Accompagnement social individuel au sein de l’IPBW

Qu’entend-t-on par « ménage accompagné » ?

C’est dans les années 1980, que l’accompagnement social individuel a pris naissance au sein des sociétés de logements publics.

A l’époque, le Gouvernement wallon invite les sociétés de logements publics à engager un(e) travailleur(se) social(e) mais ce n’était pas une obligation.

Progressivement, notre société engage une assistante sociale et puis, plusieurs autres travailleurs sociaux.

A l’heure actuelle, l’IPBW compte trois travailleurs sociaux :

–   Une assistante sociale en charge de la gestion du contentieux pour les procédures amiables et judiciaires (recouvrement des retards de paiements) ;
–    Une assistante sociale en charge de la pédagogie de l’habiter et qui effectue des visites à domicile (bien vivre dans son logement) ;
–    Une assistante sociale en charge de l’aide au (re)logement (dossiers candidats locataires et demandes de mutation). Cette dernière est aussi référente sociale au sein de l’IPBW.

Avec les locataires, notre personnel essaye de trouver des solutions individualisées et adaptées aux problématiques rencontrées.
La sortie et la mise en application d’un Arrêté du Gouvernement wallon datant du 27/02/2014 a été utilisé comme levier par l’IPBW et ses partenaires (Communes, CPAS, Régie des quartiers, …).
Cet Arrêté régit les conditions d’accompagnement du ménage accompagné et de la fonction du (de la) référent(e) social(e).

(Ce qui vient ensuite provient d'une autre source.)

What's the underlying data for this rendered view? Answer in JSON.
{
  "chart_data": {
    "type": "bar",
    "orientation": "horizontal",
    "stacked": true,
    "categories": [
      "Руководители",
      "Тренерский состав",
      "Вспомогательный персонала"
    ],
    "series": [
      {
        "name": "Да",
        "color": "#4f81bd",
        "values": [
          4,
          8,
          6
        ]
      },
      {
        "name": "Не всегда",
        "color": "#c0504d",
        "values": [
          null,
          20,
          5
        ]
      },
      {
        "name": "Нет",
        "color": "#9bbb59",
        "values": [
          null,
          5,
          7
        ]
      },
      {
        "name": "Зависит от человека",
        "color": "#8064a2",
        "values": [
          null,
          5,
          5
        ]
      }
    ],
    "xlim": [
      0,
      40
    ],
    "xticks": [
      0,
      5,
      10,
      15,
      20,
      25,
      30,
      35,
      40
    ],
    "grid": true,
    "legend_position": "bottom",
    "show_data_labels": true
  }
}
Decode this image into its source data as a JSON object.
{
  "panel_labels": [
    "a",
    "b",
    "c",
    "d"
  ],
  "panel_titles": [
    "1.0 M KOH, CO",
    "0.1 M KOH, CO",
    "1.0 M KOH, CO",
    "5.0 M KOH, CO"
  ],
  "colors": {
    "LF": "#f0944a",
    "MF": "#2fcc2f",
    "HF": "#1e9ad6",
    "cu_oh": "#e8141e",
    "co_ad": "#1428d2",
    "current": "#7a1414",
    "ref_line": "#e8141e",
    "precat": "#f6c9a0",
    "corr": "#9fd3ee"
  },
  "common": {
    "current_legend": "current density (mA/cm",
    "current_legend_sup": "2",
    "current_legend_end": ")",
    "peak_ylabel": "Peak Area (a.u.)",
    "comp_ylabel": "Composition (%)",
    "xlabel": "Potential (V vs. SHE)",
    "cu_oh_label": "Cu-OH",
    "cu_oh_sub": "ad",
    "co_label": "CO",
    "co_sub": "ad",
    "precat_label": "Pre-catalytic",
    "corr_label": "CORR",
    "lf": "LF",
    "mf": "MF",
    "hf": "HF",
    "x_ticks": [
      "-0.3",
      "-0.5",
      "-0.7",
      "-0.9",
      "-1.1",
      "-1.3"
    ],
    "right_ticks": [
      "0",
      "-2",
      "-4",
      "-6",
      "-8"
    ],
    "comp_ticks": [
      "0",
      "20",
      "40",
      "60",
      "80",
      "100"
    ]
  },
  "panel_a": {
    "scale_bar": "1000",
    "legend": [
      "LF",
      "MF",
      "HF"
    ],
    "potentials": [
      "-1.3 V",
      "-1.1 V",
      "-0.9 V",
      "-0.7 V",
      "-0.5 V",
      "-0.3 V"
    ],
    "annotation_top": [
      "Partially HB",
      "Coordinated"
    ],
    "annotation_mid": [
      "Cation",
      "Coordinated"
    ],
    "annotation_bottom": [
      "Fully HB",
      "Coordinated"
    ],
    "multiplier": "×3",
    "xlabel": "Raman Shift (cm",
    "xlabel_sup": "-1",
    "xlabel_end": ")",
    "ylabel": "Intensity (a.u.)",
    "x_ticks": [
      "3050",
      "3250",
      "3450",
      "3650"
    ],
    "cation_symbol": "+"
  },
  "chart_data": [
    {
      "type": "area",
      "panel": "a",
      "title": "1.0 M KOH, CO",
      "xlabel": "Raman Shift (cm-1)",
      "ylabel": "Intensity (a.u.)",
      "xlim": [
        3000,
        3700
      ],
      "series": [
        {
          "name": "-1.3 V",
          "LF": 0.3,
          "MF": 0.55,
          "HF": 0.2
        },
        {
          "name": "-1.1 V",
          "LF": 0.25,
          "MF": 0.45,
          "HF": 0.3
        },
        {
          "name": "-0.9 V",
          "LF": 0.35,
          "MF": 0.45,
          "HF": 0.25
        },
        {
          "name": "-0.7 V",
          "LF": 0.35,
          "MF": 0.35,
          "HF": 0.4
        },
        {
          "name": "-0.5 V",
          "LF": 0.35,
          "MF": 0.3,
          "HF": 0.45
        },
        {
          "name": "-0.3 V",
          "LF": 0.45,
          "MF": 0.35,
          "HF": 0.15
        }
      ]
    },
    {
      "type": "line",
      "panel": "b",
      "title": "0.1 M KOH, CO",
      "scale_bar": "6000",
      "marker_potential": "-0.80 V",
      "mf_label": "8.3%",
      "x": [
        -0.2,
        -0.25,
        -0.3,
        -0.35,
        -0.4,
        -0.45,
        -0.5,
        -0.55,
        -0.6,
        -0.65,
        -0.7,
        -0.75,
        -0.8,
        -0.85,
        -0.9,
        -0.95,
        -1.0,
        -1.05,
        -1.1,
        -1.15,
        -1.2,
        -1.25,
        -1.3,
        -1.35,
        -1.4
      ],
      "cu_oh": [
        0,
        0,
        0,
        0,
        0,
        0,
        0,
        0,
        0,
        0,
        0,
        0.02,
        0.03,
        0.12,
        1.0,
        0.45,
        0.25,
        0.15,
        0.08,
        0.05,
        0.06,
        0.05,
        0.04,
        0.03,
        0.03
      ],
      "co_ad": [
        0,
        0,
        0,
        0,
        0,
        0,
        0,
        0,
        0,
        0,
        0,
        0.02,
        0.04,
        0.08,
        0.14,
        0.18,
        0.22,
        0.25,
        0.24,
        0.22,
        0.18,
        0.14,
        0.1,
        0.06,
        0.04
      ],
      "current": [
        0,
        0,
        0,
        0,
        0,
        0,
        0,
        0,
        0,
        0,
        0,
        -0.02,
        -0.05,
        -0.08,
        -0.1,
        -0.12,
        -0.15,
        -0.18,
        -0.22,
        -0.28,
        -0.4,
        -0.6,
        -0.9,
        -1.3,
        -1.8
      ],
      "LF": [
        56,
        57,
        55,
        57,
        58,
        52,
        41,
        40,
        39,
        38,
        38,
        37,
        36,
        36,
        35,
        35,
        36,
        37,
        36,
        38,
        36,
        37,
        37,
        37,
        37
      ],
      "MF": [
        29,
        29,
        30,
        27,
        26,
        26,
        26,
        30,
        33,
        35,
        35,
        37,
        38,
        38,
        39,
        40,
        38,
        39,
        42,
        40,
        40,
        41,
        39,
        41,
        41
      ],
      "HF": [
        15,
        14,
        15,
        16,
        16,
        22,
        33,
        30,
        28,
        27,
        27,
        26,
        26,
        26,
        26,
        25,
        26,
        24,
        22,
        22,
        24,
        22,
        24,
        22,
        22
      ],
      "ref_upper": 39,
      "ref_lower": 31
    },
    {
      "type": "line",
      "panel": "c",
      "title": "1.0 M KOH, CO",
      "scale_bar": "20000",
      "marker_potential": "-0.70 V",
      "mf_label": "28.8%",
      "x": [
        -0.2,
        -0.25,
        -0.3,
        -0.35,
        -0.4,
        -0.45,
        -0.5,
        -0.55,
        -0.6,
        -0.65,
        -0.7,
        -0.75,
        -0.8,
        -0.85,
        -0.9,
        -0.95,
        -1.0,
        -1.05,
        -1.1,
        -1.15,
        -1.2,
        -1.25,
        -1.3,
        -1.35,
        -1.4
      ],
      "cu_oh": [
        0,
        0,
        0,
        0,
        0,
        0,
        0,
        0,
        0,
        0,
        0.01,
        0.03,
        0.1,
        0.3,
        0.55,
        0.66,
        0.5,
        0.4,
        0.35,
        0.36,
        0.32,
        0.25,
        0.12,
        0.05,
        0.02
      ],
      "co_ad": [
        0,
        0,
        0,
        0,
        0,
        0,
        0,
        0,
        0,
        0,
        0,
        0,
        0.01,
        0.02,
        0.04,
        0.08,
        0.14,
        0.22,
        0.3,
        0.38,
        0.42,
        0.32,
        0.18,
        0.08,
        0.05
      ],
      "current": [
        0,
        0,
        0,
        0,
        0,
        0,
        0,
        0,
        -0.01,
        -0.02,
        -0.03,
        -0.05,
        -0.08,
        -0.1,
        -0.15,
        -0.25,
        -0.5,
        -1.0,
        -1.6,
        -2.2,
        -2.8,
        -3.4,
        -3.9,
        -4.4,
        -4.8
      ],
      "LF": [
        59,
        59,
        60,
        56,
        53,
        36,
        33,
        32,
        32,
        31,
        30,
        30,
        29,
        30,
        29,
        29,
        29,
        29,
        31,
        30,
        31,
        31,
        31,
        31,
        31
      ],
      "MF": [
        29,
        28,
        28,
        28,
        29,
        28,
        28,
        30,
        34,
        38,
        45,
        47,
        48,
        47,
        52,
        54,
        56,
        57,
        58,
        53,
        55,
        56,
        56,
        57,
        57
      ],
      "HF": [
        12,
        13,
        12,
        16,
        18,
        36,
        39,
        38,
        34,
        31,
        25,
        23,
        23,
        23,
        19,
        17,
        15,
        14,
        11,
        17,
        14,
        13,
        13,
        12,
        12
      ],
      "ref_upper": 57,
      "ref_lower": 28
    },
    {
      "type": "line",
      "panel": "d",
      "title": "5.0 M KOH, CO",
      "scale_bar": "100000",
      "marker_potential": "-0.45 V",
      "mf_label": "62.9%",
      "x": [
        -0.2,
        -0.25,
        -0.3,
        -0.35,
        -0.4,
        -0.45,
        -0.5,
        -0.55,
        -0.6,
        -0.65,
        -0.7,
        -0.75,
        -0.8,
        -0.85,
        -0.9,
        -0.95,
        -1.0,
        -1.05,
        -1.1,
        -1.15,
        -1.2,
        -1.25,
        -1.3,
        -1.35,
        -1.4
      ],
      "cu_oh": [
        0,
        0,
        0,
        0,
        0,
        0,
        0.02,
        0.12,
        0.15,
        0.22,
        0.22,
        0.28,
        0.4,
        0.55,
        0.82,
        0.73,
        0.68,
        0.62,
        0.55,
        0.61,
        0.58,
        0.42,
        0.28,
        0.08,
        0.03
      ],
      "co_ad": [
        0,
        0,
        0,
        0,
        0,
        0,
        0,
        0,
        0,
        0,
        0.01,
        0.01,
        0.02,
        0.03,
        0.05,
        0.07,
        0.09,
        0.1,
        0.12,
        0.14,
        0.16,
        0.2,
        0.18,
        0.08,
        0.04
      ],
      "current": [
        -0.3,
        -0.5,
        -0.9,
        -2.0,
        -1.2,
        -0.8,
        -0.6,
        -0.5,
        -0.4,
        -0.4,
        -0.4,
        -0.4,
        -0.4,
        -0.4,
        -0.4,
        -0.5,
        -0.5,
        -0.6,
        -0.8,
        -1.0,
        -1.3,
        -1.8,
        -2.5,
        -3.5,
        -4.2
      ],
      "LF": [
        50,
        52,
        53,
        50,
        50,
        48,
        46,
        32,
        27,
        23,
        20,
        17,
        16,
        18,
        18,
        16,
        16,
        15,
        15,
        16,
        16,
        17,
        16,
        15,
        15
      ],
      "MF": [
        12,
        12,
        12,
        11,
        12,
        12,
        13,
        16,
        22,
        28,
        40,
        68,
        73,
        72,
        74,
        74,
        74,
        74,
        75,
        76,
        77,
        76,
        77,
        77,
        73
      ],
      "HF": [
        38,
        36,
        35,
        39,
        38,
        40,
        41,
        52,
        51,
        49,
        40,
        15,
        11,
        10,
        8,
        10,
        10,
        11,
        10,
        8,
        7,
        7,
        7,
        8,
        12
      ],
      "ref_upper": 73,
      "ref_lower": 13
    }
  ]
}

Qu’est-ce qu’une référente sociale ?

La fonction de référent(e) social(e) au sein d’une SLSP consiste à définir et à mettre en œuvre des mesures en lien avec un accompagnement social qui peut se décliner de différentes manières : en fonction des moyens financiers, des contextes institutionnels et des personnes. L’accompagnement peut être individuel, collectif ou communautaire et prendre plus ou moins d’intensité avec l’implication active des habitants dans la démarche…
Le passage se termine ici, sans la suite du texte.